Wireless energy transfer experiments ,Builders board

[r2fpl]

I did not say you can't send power through one wire.
What I said is, the establishment (teachings) of Electronic or Electrical Engineering says current must have a return path.
There's is no exception to the teachings.
So if you are a graduated EE like poynt99 or the retired EE & Physicist that visits the lab where I do experiments, you would be looking to explain how the current path is completed.

Poynt99 hypothesized that the current return path was completed through the ground (wireless) all the way to the top capacitance of the Tesla coils.

The retired EE & Physicist first hypothesized the current return path was completed through the air (like radio transmissions)

Each engineer will have their own version or explanation of how the current return path is completed but note none of them will consider it's all done through one wire since that's contrary to their teachings.

I have no problem believing efficient high power one wire transmission is possible, since I have not been trained by the establishment.
But for those that have, they will not surrender until they find how the current path is completed.

I had no idea of the EE teachings on this subject had no exceptions until the retired EE & Physicist told me about it.
So I'm sharing it because many experimenters here are not EE let alone Physicists and may assume one wire power transmission to be commonly excepted.

Regards
Luc

The explanation is probably very simple. This is an electron jump and alignment between + and - except that the potential difference relative to mass (earth) is constantly generated.
Does light or sound; (wave) have to return to the source?

Energy transfer using the TT coil has more than two possibilities.

[stivep]

I did not say you can't send power through one wire.
What I said is, the establishment (teachings) of Electronic or Electrical Engineering says current must have a return path.
There's is no exception to the teachings.
Regards
Luc

simple answer:
in our case  and in your recent experiment:
EM (_{Electro-Magnetic)} Electromagnetic wave  doesn't need closed loop  nor cares about it. 
This type  of phenomena is related to EM  and NOT  to   electrical circuit  and its laws. 
more of it is here.
https://overunity.com/18335/wireless-energy-transfer-experiments-builders-board/msg539371/#msg539371
Wesley

[gyulasun]

Since we are not dealing with a clean sine wave in both cases the scope averages the frequency based on the wave form shape.

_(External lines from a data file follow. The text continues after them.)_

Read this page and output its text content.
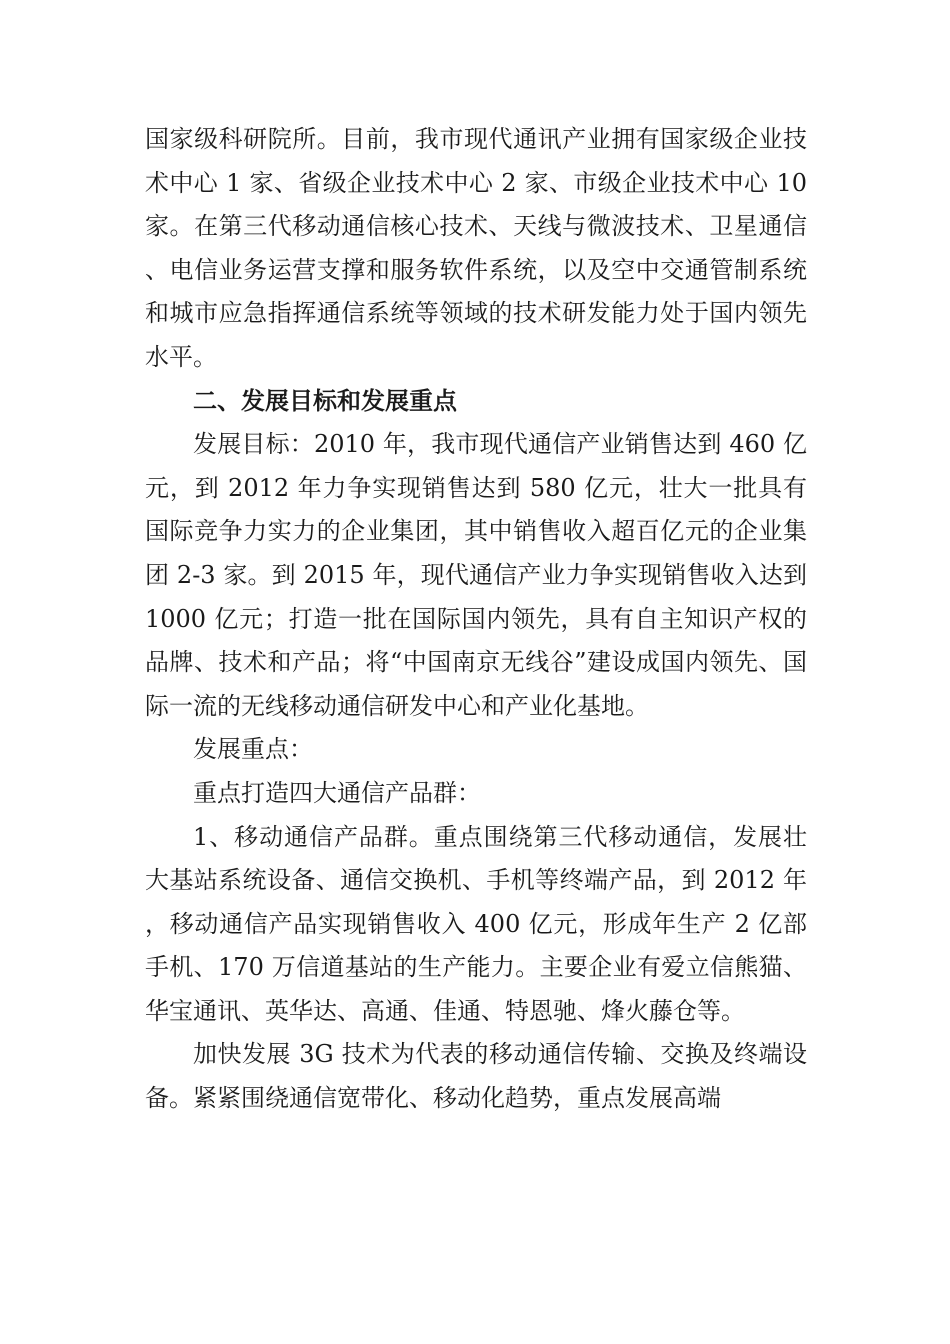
国家级科研院所。目前，我市现代通讯产业拥有国家级企业技术中心 1 家、省级企业技术中心 2 家、市级企业技术中心 10 家。在第三代移动通信核心技术、天线与微波技术、卫星通信、电信业务运营支撑和服务软件系统，以及空中交通管制系统和城市应急指挥通信系统等领域的技术研发能力处于国内领先水平。

二、发展目标和发展重点

发展目标：2010 年，我市现代通信产业销售达到 460 亿元，到 2012 年力争实现销售达到 580 亿元，壮大一批具有国际竞争力实力的企业集团，其中销售收入超百亿元的企业集团 2-3 家。到 2015 年，现代通信产业力争实现销售收入达到 1000 亿元；打造一批在国际国内领先，具有自主知识产权的品牌、技术和产品；将“中国南京无线谷”建设成国内领先、国际一流的无线移动通信研发中心和产业化基地。

发展重点：

重点打造四大通信产品群：

1、移动通信产品群。重点围绕第三代移动通信，发展壮大基站系统设备、通信交换机、手机等终端产品，到 2012 年，移动通信产品实现销售收入 400 亿元，形成年生产 2 亿部手机、170 万信道基站的生产能力。主要企业有爱立信熊猫、华宝通讯、英华达、高通、佳通、特恩驰、烽火藤仓等。

加快发展 3G 技术为代表的移动通信传输、交换及终端设备。紧紧围绕通信宽带化、移动化趋势，重点发展高端
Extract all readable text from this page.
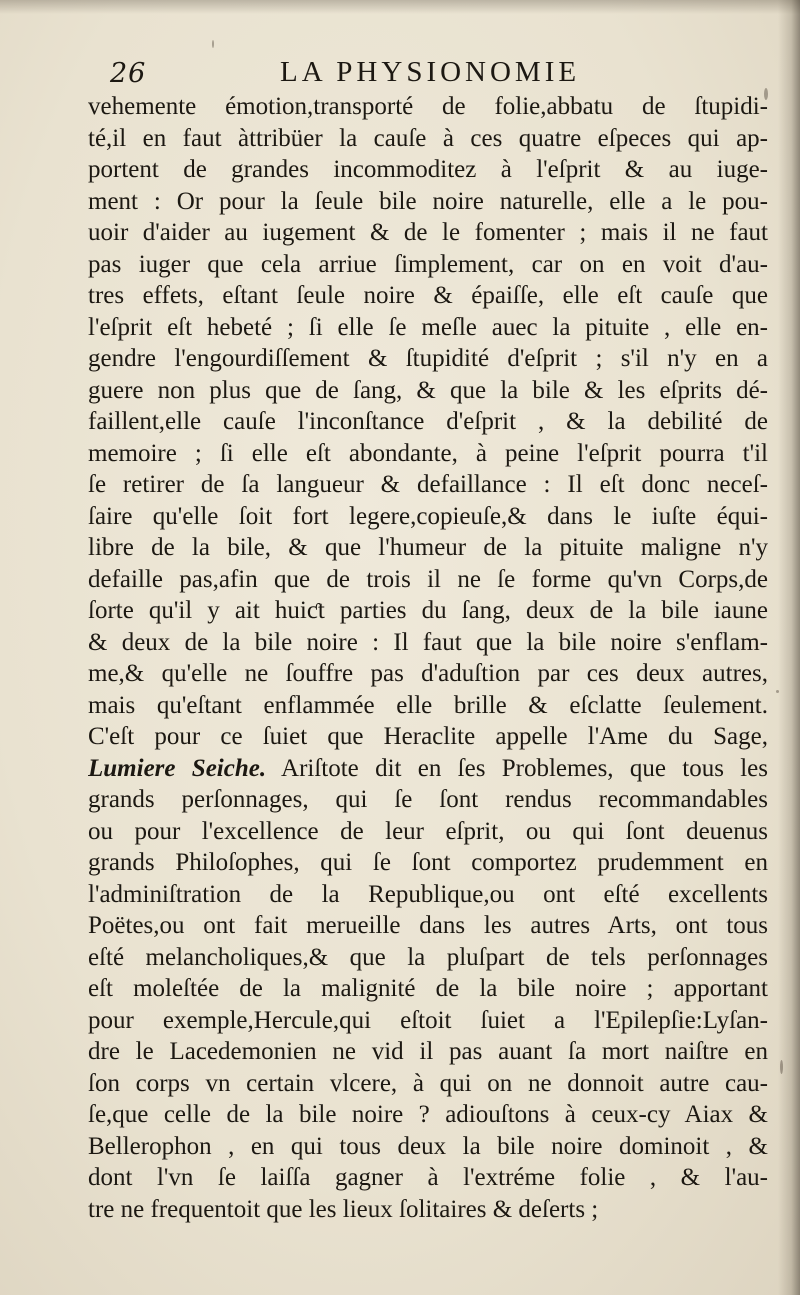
26	LA PHYSIONOMIE
vehemente émotion,transporté de folie,abbatu de ſtupidi-
té,il en faut àttribüer la cauſe à ces quatre eſpeces qui ap-
portent de grandes incommoditez à l'eſprit & au iuge-
ment : Or pour la ſeule bile noire naturelle, elle a le pou-
uoir d'aider au iugement & de le fomenter ; mais il ne faut
pas iuger que cela arriue ſimplement, car on en voit d'au-
tres effets, eſtant ſeule noire & épaiſſe, elle eſt cauſe que
l'eſprit eſt hebeté ; ſi elle ſe meſle auec la pituite , elle en-
gendre l'engourdiſſement & ſtupidité d'eſprit ; s'il n'y en a
guere non plus que de ſang, & que la bile & les eſprits dé-
faillent,elle cauſe l'inconſtance d'eſprit , & la debilité de
memoire ; ſi elle eſt abondante, à peine l'eſprit pourra t'il
ſe retirer de ſa langueur & defaillance : Il eſt donc neceſ-
ſaire qu'elle ſoit fort legere,copieuſe,& dans le iuſte équi-
libre de la bile, & que l'humeur de la pituite maligne n'y
defaille pas,afin que de trois il ne ſe forme qu'vn Corps,de
ſorte qu'il y ait huiƈt parties du ſang, deux de la bile iaune
& deux de la bile noire : Il faut que la bile noire s'enflam-
me,& qu'elle ne ſouffre pas d'aduſtion par ces deux autres,
mais qu'eſtant enflammée elle brille & eſclatte ſeulement.
C'eſt pour ce ſuiet que Heraclite appelle l'Ame du Sage,
Lumiere Seiche. Ariſtote dit en ſes Problemes, que tous les
grands perſonnages, qui ſe ſont rendus recommandables
ou pour l'excellence de leur eſprit, ou qui ſont deuenus
grands Philoſophes, qui ſe ſont comportez prudemment en
l'adminiſtration de la Republique,ou ont eſté excellents
Poëtes,ou ont fait merueille dans les autres Arts, ont tous
eſté melancholiques,& que la pluſpart de tels perſonnages
eſt moleſtée de la malignité de la bile noire ; apportant
pour exemple,Hercule,qui eſtoit ſuiet a l'Epilepſie:Lyſan-
dre le Lacedemonien ne vid il pas auant ſa mort naiſtre en
ſon corps vn certain vlcere, à qui on ne donnoit autre cau-
ſe,que celle de la bile noire ? adiouſtons à ceux-cy Aiax &
Bellerophon , en qui tous deux la bile noire dominoit , &
dont l'vn ſe laiſſa gagner à l'extréme folie , & l'au-
tre ne frequentoit que les lieux ſolitaires & deſerts ;
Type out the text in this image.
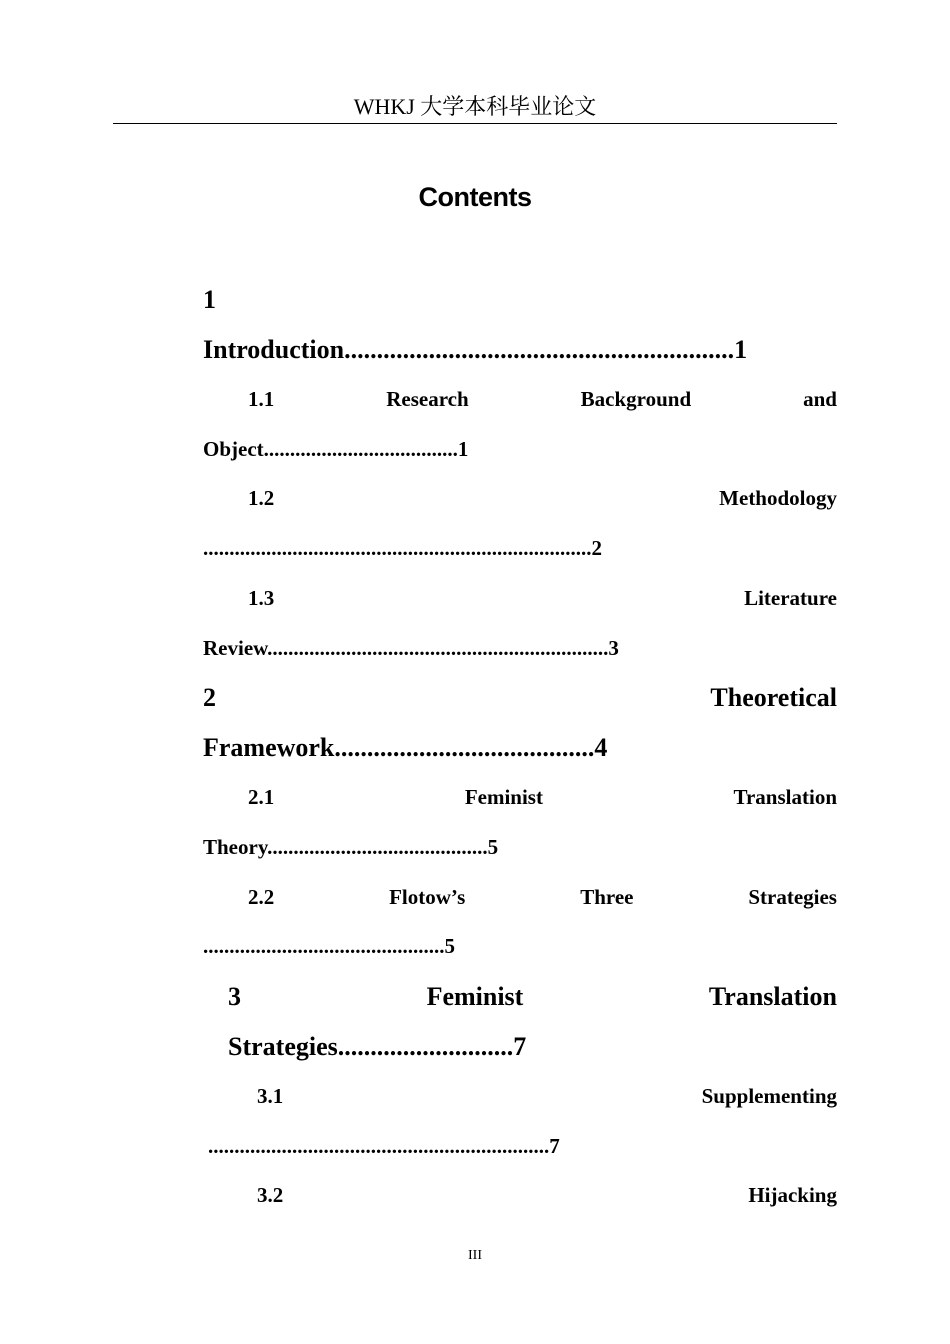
WHKJ 大学本科毕业论文
Contents
1
Introduction............................................................1
1.1	Research	Background	and
Object.....................................1
1.2	Methodology
..........................................................................2
1.3	Literature
Review.................................................................3
2	Theoretical
Framework........................................4
2.1	Feminist	Translation
Theory..........................................5
2.2	Flotow’s	Three	Strategies
..............................................5
3	Feminist	Translation
Strategies...........................7
3.1	Supplementing
.................................................................7
3.2	Hijacking
III
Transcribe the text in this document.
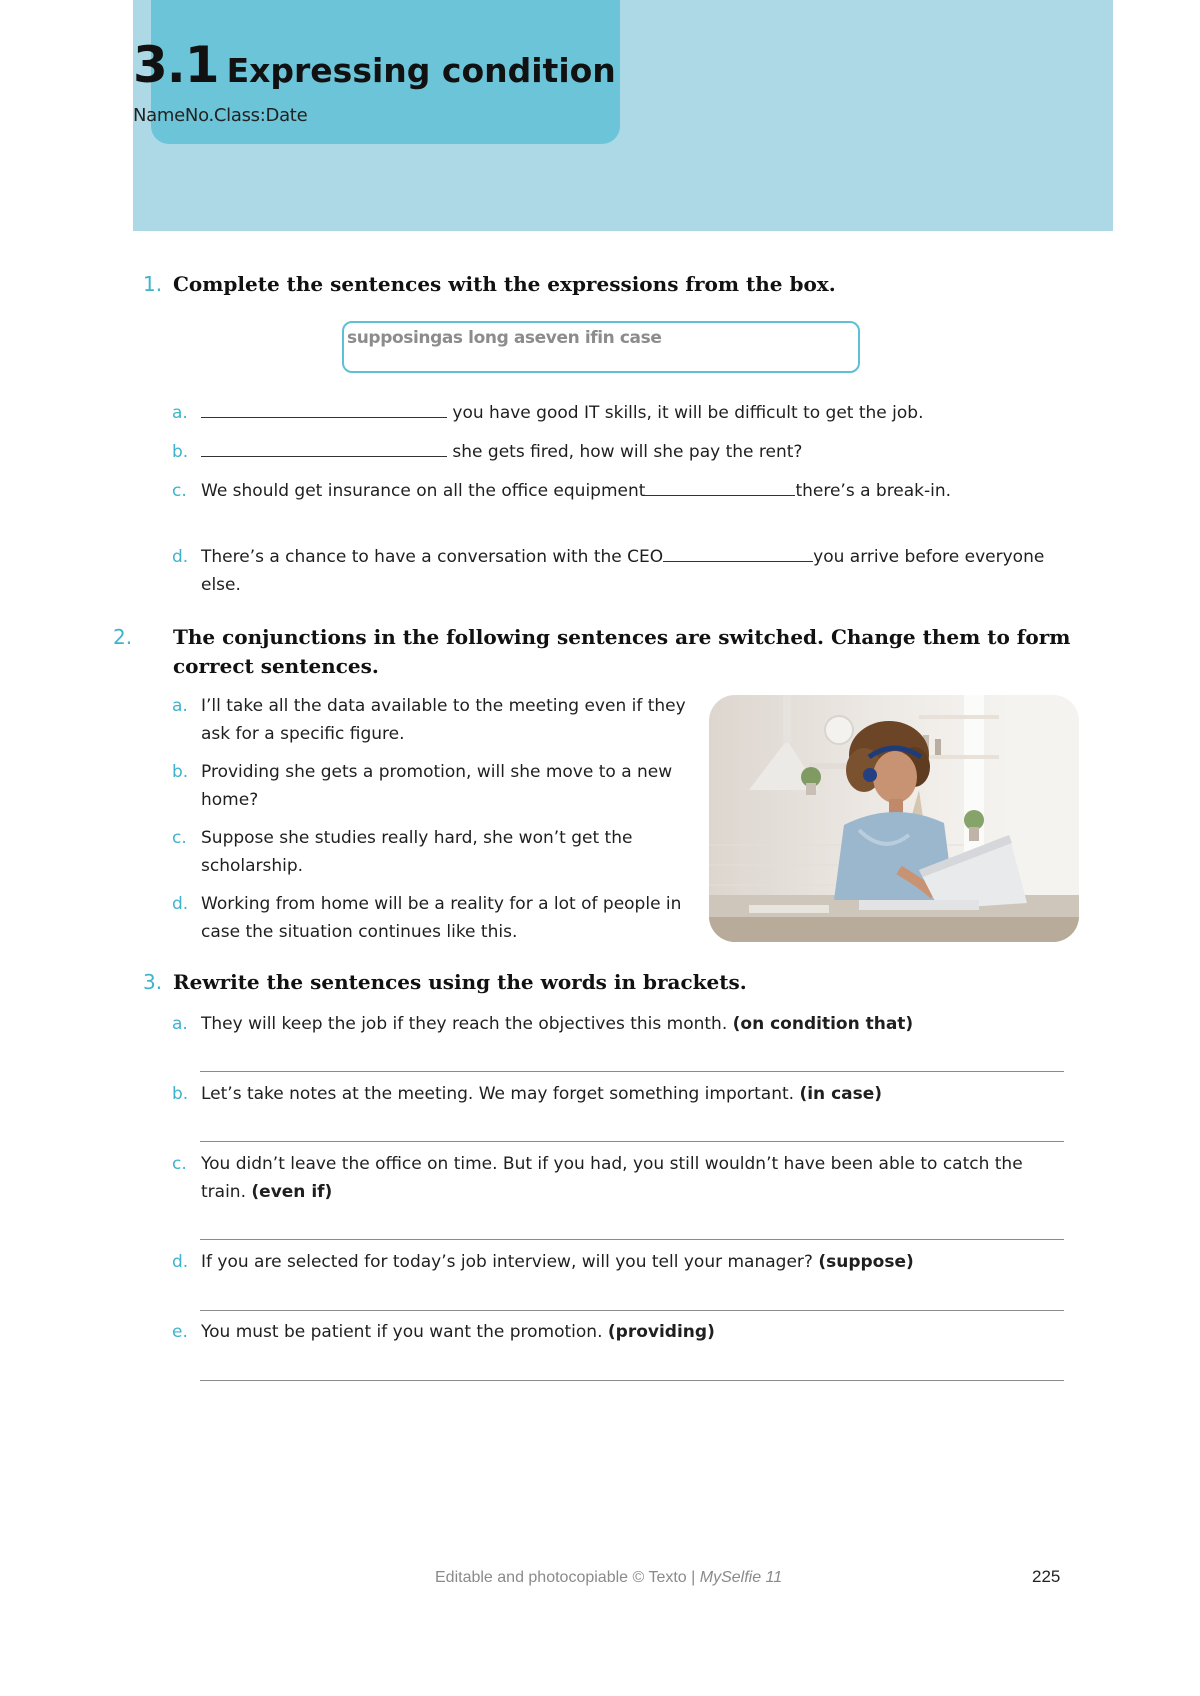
3.1 Expressing condition
NameNo.Class:Date

1. Complete the sentences with the expressions from the box.

supposingas long aseven ifin case

a.	you have good IT skills, it will be difficult to get the job.

b.	she gets fired, how will she pay the rent?

c. We should get insurance on all the office equipment	there’s a break-in.

d. There’s a chance to have a conversation with the CEO	you arrive before everyone else.

2. The conjunctions in the following sentences are switched. Change them to form correct sentences.

a. I’ll take all the data available to the meeting even if they ask for a specific figure.

b. Providing she gets a promotion, will she move to a new home?

c. Suppose she studies really hard, she won’t get the scholarship.

d. Working from home will be a reality for a lot of people in case the situation continues like this.

3. Rewrite the sentences using the words in brackets.

a. They will keep the job if they reach the objectives this month. (on condition that)

b. Let’s take notes at the meeting. We may forget something important. (in case)

c. You didn’t leave the office on time. But if you had, you still wouldn’t have been able to catch the train. (even if)

d. If you are selected for today’s job interview, will you tell your manager? (suppose)

e. You must be patient if you want the promotion. (providing)

Editable and photocopiable © Texto | MySelfie 11	225
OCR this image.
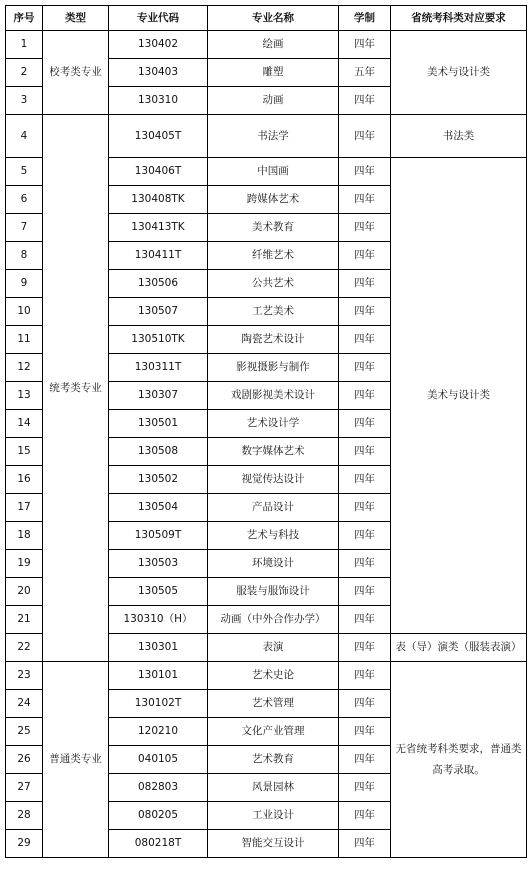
序号	类型	专业代码	专业名称	学制	省统考科类对应要求
1	校考类专业	130402	绘画	四年	美术与设计类
2		130403	雕塑	五年	
3		130310	动画	四年	
4	统考类专业	130405T	书法学	四年	书法类
5		130406T	中国画	四年	美术与设计类
6		130408TK	跨媒体艺术	四年	
7		130413TK	美术教育	四年	
8		130411T	纤维艺术	四年	
9		130506	公共艺术	四年	
10		130507	工艺美术	四年	
11		130510TK	陶瓷艺术设计	四年	
12		130311T	影视摄影与制作	四年	
13		130307	戏剧影视美术设计	四年	
14		130501	艺术设计学	四年	
15		130508	数字媒体艺术	四年	
16		130502	视觉传达设计	四年	
17		130504	产品设计	四年	
18		130509T	艺术与科技	四年	
19		130503	环境设计	四年	
20		130505	服装与服饰设计	四年	
21		130310（H）	动画（中外合作办学）	四年	
22		130301	表演	四年	表（导）演类（服装表演）
23	普通类专业	130101	艺术史论	四年	无省统考科类要求，普通类
高考录取。

24		130102T	艺术管理	四年	
25		120210	文化产业管理	四年	
26		040105	艺术教育	四年	
27		082803	风景园林	四年	
28		080205	工业设计	四年	
29		080218T	智能交互设计	四年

The very small difference in frequency the scope displays may not at all be a real change in frequency from the circuit but from a small change in the sine wave shape. Look closely at each wave shape and I'm quite sure you will see a small difference and hence the change.
I'm use to seeing these small digital artifacts affect the frequency data on a digital scope and why I ignored the digits below 1.1Mhz
I'm very confident the transmitter coil is locked at the same resonating frequency in both cases.

...

Hi Luc,

Yes, that is okay what you say on the digital scope frequency measurement when the measured signal is not fully 'clean'. I mentioned the 10 kHz difference because it can steadily be seen at the second decimal places: 1.147 MHz and 1.137 MHz, and only the third and fourth decimal frequency values change for the case when the coils' bottom wires are grounded to the pipes.  But the 10 kHz or so frequency change is a small and negligible issue, especially if we accept that both coils are pulled (downwards) by about 10 kHz.  The loaded Q for both coils very likely remains high and this establishes the operating frequency stability for both coils.  As you know, the unloded Q comes from X_L/R where R is any coil's DC resistance and L is the inductance for any coil.  X_L should be calculated for 1.1 MHz.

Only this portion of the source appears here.